Chapter 1 was admittedly a bit of a slow start. It appears that there is a conceit (thus the “Posthumous Papers”) that this story is compiled by an unidentified editor, presumably Mr. Dickens, from a collection of papers belonging to the Pickwick Club and its members. The stylized introduction of this conceit—in the form of meeting minutes—is not the gentlest introduction to what soon appears to be, based at this point solely on chapter 2, an episodic “adventure” story. Or at least as much adventure as a group of four English gentlemen who appear fonder of food and drink than action can get up to. Chapter 1 forms the introduction, recounting the meeting at which the formation of our company of four, Mr. Samuel Pickwick (founder of the society), Mr. Tracy Tupman (fond of the ladies), Mr. Augustus Snodgrass (poetic), and Mr. Nathaniel Winkle (sporting), is announced and of their determination to travel and report back to the larger Pickwick Club “…authenticated accounts of their journeys and investigations; of their observations of character and manners; and of the whole of their adventures, together with all tales and papers, to which local scenery or associations may give rise…”
Still he could not but feel that they had selected him for a service of great honor, and of some danger. Traveling was in a troubled state, and the minds of coachmen were unsettled. Let them look abroad, and contemplate the scenes which were enacting around them. Stage coaches were upsetting in all directions, horses were bolting, boats were overturning, and boilers were bursting.
The second chapter relates of the first episodes of their adventures. And if it is anything to go by, there will be quite a bit of trouble in store for the quartet. They haven’t even left London, when a cabbie, suspicious of Mr. Pickwick’s questions and notebook, accuses them of being “informers”and starts a fight. They are rescued by a stranger who offers no name, but who happens to be traveling the same way they are, and after sharing the carriage to Rochester with the talkative stranger, they invite him to dinner. A dinner with many tales and copious amounts of wine follows.
[Mr. Pickwick] had gradually passed through the various stages which precede the lethargy produced by dinner, and its consequences. He had under gone the ordinary transitions from the height of conviviality to the depths of misery, and from the depths of misery to the height of conviviality. Like a gas lamp in the street, with the wind in the pipe, he had exhibited for a moment an unnatural brilliancy; then sunk so low as to be scarcely discernible; after a short interval, he had burst out again, to enlighten for a moment, then flickered with an uncertain, staggering sort of light, and then gone out altogether.

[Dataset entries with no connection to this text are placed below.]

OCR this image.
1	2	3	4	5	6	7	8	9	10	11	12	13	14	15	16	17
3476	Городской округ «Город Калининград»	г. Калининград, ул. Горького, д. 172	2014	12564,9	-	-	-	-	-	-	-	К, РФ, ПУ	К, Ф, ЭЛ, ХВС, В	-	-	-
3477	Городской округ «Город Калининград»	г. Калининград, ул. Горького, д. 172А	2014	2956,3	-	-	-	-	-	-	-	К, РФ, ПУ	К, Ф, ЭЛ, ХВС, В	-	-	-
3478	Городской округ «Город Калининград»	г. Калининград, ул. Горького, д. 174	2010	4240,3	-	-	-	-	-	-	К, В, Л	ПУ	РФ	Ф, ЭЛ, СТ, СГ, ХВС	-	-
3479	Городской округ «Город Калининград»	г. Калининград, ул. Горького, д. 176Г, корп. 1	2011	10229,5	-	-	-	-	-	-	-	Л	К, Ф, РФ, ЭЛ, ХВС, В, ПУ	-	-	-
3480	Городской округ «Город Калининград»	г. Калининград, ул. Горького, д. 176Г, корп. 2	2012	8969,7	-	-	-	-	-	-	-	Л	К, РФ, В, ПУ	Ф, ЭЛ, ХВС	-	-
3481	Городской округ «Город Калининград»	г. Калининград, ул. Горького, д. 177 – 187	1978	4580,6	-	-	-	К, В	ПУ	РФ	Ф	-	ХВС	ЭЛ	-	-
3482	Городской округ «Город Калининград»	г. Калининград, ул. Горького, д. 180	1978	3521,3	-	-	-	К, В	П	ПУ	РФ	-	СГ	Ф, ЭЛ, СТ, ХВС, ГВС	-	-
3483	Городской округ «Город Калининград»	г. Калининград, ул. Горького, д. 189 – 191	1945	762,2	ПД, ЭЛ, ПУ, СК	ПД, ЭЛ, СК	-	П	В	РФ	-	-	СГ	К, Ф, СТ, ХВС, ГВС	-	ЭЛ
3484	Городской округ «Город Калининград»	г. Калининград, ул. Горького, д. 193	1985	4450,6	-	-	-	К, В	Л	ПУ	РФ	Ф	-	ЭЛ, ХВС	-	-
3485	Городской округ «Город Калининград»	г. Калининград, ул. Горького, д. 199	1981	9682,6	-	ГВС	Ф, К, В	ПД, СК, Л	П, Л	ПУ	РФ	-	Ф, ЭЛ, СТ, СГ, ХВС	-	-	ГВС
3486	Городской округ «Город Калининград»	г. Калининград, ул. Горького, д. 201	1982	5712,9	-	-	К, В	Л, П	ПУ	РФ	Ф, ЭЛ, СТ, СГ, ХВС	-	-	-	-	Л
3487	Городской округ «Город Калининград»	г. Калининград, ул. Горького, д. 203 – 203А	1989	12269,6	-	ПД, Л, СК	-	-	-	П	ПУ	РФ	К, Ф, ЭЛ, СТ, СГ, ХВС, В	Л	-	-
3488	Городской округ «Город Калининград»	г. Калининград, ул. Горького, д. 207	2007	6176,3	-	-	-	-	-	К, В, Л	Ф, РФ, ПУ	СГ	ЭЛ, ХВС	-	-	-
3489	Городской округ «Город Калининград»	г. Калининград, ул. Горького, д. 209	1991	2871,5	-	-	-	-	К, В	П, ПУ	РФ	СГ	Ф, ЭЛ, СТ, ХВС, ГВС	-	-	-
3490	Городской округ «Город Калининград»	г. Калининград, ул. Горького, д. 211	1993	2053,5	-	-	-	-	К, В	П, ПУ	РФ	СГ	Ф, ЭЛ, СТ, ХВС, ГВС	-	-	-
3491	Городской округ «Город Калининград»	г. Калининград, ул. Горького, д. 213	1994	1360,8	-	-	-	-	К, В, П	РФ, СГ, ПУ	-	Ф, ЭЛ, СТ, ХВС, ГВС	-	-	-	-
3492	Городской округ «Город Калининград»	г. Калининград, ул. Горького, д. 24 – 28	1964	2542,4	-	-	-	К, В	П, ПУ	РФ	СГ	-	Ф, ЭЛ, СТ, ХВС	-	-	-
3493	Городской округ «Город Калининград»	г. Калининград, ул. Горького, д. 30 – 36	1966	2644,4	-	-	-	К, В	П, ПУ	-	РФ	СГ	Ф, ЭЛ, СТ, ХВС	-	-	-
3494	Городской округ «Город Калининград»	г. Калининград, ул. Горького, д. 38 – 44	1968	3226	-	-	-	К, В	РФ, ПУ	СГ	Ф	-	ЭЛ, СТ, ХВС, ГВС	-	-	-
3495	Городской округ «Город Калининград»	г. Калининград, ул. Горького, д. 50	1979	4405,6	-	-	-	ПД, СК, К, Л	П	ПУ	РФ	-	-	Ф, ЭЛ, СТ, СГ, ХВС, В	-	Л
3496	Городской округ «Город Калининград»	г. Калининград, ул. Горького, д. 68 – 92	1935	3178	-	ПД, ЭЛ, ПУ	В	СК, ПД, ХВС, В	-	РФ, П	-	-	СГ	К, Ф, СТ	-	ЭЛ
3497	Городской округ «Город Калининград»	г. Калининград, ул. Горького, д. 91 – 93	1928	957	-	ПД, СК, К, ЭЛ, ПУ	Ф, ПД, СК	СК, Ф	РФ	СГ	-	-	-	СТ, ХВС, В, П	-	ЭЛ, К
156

The others asleep, Mr. Tupman and the stranger ascend to the ballroom for a charity event, their entries both paid for by Mr. Tupman, and a suit provided for the stranger by the sleeping, and unknowing, Mr. Winkle. All is well until the stranger offends a local Dr. Slammer by dancing with the wealthy widow the doctor is courting. While the stranger seems to laugh off the whole event, the next morning a messenger for the doctor arrives at the hotel. Believing Mr. Winkle to be the offending party, on account of his distinct coat, the messenger informs Mr. Winkle that if he will not offer a written apology, he must instead duel the doctor. As a matter of honor, Mr. Winkle agrees to the duel—despite not knowing what is it about. Mr. Snodgrass will serve as second. They head off that afternoon to the dueling site and just as it is ready to start, the doctor calls it off—Mr. Winkle is the wrong man! All part as friends, with an invitation to meet again late that evening. But we are left with the tantalizing hint that when the doctor meets Mr. Winkle’s friend Mr. Tupman—who was, it must be remembered, with the stranger at the ball—all may not be well. Thus ends the chapter.
I am, I must admit, more excited to read the next section than I thought I would be on starting the novel. The story is so over-the-top as to bring more than one smile of amusement, and I find that I am quite curious as to the result of Dr. Slammer’s formal introduction to Mr. Tupman!